そんなときはピンと糸を張ったり、張った糸を急に緩めたり、立ち位置を変えたり、じわじわラインを引き続けたりして、根掛かりを外すためにあらゆる手段を講じます。

できれば水に飛び込ん取りに行きたいくらいですが、半袖短パンのトロピカルフィッシングならいざ知らず、冷たい北の海や湖にダイビングする人などそういません。

そうすると結果的にハリや仕掛けが水中に残りますが、こういった水中に残された仕掛けやリグが、海洋生物にダメージを与えていることをご存知でしょうか。

 

水生生物を捕らえ続ける「ゴーストフィッシング」

水中に残された仕掛けなどは、もともと魚を釣るためのもの。たとえばルアーのミノーは、ターゲットとなる魚が捕食する小魚に似せて作られています。ジグミノーやジグも同様です。
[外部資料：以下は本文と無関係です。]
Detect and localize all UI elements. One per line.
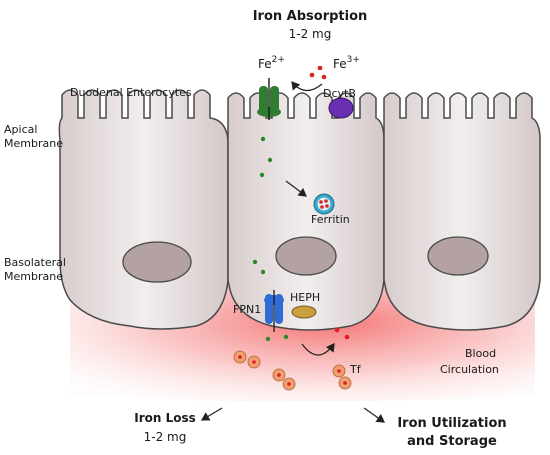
nucleus-middle bbox=[275, 236, 337, 276]
cell-middle bbox=[227, 92, 385, 331]
basolateral-label-1: Basolateral bbox=[4, 256, 66, 269]
apical-label-1: Apical bbox=[4, 123, 37, 136]
oxidation-arrow bbox=[301, 343, 335, 356]
ferritin-icon bbox=[313, 193, 335, 215]
fe2-dot bbox=[267, 157, 273, 163]
heph-label: HEPH bbox=[290, 291, 320, 304]
heph-protein bbox=[291, 305, 317, 319]
fe2-dot bbox=[283, 334, 289, 340]
nucleus-left bbox=[122, 241, 192, 283]
nucleus-right bbox=[427, 236, 489, 276]
diagram-title: Iron Absorption bbox=[253, 9, 368, 24]
cell-right bbox=[383, 92, 541, 331]
transferrin-icon bbox=[332, 364, 352, 390]
fe3-dot bbox=[317, 65, 323, 71]
ferritin-label: Ferritin bbox=[311, 213, 350, 226]
fe3-label: Fe3+ bbox=[333, 55, 360, 71]
absorption-amount: 1-2 mg bbox=[289, 27, 332, 41]
blood-label-1: Blood bbox=[465, 347, 496, 360]
apical-label-2: Membrane bbox=[4, 137, 63, 150]
basolateral-label-2: Membrane bbox=[4, 270, 63, 283]
fe3-dot bbox=[344, 334, 350, 340]
reduction-arrow bbox=[291, 81, 323, 92]
fpn1-label: FPN1 bbox=[233, 303, 261, 316]
fe2-dot bbox=[252, 259, 258, 265]
fe2-label: Fe2+ bbox=[258, 55, 285, 71]
iron-loss-amount: 1-2 mg bbox=[144, 430, 187, 444]
cell-left bbox=[58, 89, 229, 330]
blood-label-2: Circulation bbox=[440, 363, 499, 376]
enterocytes-label: Duodenal Enterocytes bbox=[70, 86, 192, 99]
dcytb-protein bbox=[328, 97, 354, 119]
iron-utilization-subtitle: and Storage bbox=[407, 434, 497, 449]
fe2-dot bbox=[260, 269, 266, 275]
dcytb-label: DcytB bbox=[323, 87, 356, 100]
fe3-dot bbox=[321, 74, 327, 80]
fe2-dot bbox=[259, 172, 265, 178]
ferritin-arrow bbox=[285, 180, 307, 197]
iron-utilization-arrow bbox=[363, 407, 385, 423]
fe2-dot bbox=[260, 136, 266, 142]
dmt1-transporter bbox=[257, 78, 281, 120]
fpn1-transporter bbox=[264, 290, 284, 332]
iron-loss-title: Iron Loss bbox=[134, 411, 196, 425]
fe3-dot bbox=[309, 72, 315, 78]
iron-loss-arrow bbox=[200, 407, 223, 421]
transferrin-icon bbox=[233, 350, 261, 369]
iron-utilization-title: Iron Utilization bbox=[397, 416, 506, 431]
tf-label: Tf bbox=[349, 363, 362, 376]
fe3-dot bbox=[334, 327, 340, 333]
fe2-dot bbox=[265, 336, 271, 342]
transferrin-icon bbox=[272, 368, 296, 391]
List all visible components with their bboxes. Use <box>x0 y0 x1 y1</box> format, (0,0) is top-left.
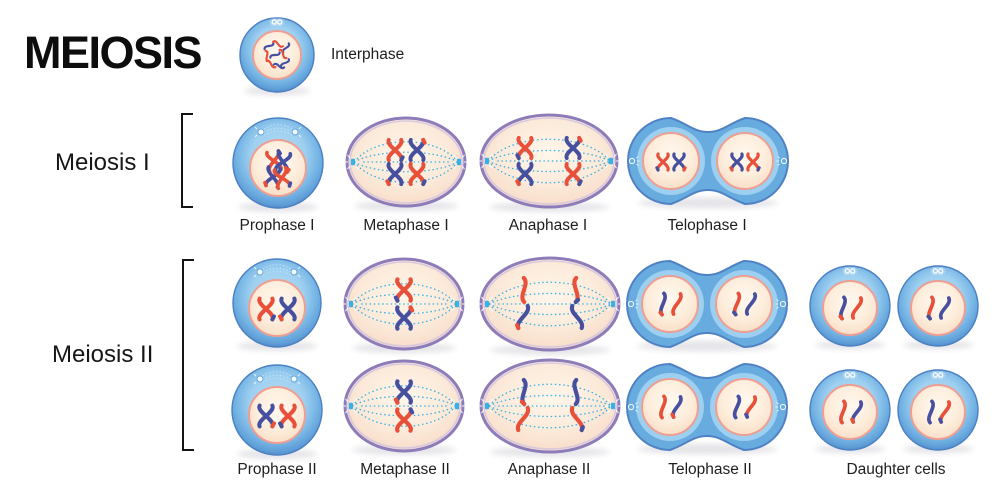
stage-label-prophase-2: Prophase II <box>237 461 317 478</box>
stage-label-anaphase-2: Anaphase II <box>507 461 591 478</box>
stage-label-anaphase-1: Anaphase I <box>508 217 588 234</box>
stage-label-metaphase-1: Metaphase I <box>363 217 449 234</box>
stage-label-telophase-1: Telophase I <box>667 217 747 234</box>
telophase-2-cell-bottom <box>622 363 792 455</box>
interphase-cell <box>239 17 315 96</box>
meiosis-1-label: Meiosis I <box>55 149 150 176</box>
interphase-label: Interphase <box>331 46 405 63</box>
centriole-pair-icon <box>929 370 947 380</box>
page-title: MEIOSIS <box>24 27 203 78</box>
metaphase-2-cell-top <box>342 257 466 353</box>
centriole-pair-icon <box>841 370 859 380</box>
telophase-2-cell-top <box>622 260 792 352</box>
prophase-2-cell-top <box>232 258 322 351</box>
meiosis-2-bracket <box>182 259 194 451</box>
stage-label-telophase-2: Telophase II <box>668 461 752 478</box>
telophase-1-cell <box>623 117 793 209</box>
anaphase-2-cell-bottom <box>478 358 622 457</box>
anaphase-1-cell <box>478 113 620 212</box>
prophase-2-cell-bottom <box>231 364 323 459</box>
daughter-cell-3 <box>809 369 891 454</box>
stage-label-daughter-cells: Daughter cells <box>846 461 946 478</box>
daughter-cell-4 <box>897 369 979 454</box>
daughter-cell-1 <box>809 265 891 350</box>
stage-label-metaphase-2: Metaphase II <box>360 461 450 478</box>
daughter-cell-2 <box>897 265 979 350</box>
centriole-pair-icon <box>841 266 859 276</box>
meiosis-1-bracket <box>181 113 193 208</box>
anaphase-2-cell-top <box>478 256 622 355</box>
metaphase-2-cell-bottom <box>342 359 466 455</box>
centriole-pair-icon <box>268 17 286 27</box>
meiosis-2-label: Meiosis II <box>52 341 154 368</box>
metaphase-1-cell <box>344 116 468 211</box>
stage-label-prophase-1: Prophase I <box>239 217 315 234</box>
centriole-pair-icon <box>929 266 947 276</box>
prophase-1-cell <box>232 117 324 212</box>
投げ釣りでいえば、海の食物連鎖の下層にいるイソメなどが付いたまま海中に放置されることになります。それを見つけた魚たちは当然ながらこういったルアーや仕掛けに食いつき、運が悪ければハリに掛かって動けなくなり、そにうち死んでしまうでしょう。

こんな風に水中に放置された仕掛けは水中で無益に魚を捕獲し続けるのです。

 

ナイロンは分解するのに600年!?

こういった、水中に放置された持ち主のいない漁具が、魚介類や海洋生物を捕獲し続けることを「ゴーストフィッシング(幽霊漁業)」と呼び、世界的な問題になっています。特に漁具によるゴーストフィッシングの被害は深刻で、ある国際機関のレポートによれば、世界中で年間に流出する漁具は64万トンと推定されています。

「太平洋ごみベルト」と呼ばれる帯状のエリアには7万9000トンの海洋ごみが集積していると考えられていますが、そのうち46%以上を漁具が占めているとの報告もあります。ただ調査されていない海域も多く、実際にはこれ以上のゴーストフィッシングが世界各地で起きていると思われます。

「ハリや仕掛けはいずれ分解するからそれほど問題ではないだろう」などと高をくくるのは浅はかです。ある研究機関によれば、海中に放置されたナイロン糸が分解するには、なんと600年もかかるのだとか。ハリなどの金属は、それに比べればもっと早く分解すると思われますが、何年、何十年単位で海中に存在し続けるのは間違いありません。

米国では、回収された漁網の中から3万2000もの生物の死骸が見つかり、中には海鳥や海生哺乳類も含まれていたと言います。釣り具よりもはるかに丈夫な漁網の場合は、何十年、何百年にわたって海洋生物を捕獲し続けるケースもあるようです。

 

残していいのは「思い出」だけ

陸上に放棄された仕掛けやルアーなどを含めた漁具も同様に、陸上生物に深刻なダメージを与えます。米国のある野生生物リハビリテーション施設によれば、治療した野生生物のうち10%が漁具に関連した負傷だったそうです。

日本国内でもこういった野生生物の被害が各地で報告されています。特に海辺の野鳥が被害に遭いやすいようです。よく海へ釣りに出かける人なら、きっと一度や二度、片足のない海鳥を見かけたことがあるはずです。

断定はできませんが、おそらく釣り場に放置された仕掛けなどのナイロン糸が足に絡まり、そのうちきつく締まって血流が滞った結果、先が腐って取れてしまったものと思われます。オモリ付きの仕掛けをぶら下げたまま飛んでいる姿を見たのも一度や二度じゃありません。

あなたが残した仕掛けでゴーストフィッシングや海鳥への被害が起こらないようにするためには、手段は限られますが、ルアーフィッシングならルアー回収機を常に持ち歩いたり、投げ釣りであれば仕掛けに捨て糸対策を施すなど方策はいくつか考えられます。そして、釣り場に残していいのは思い出だけ——。すべての釣り人が肝に銘じてほしいものです。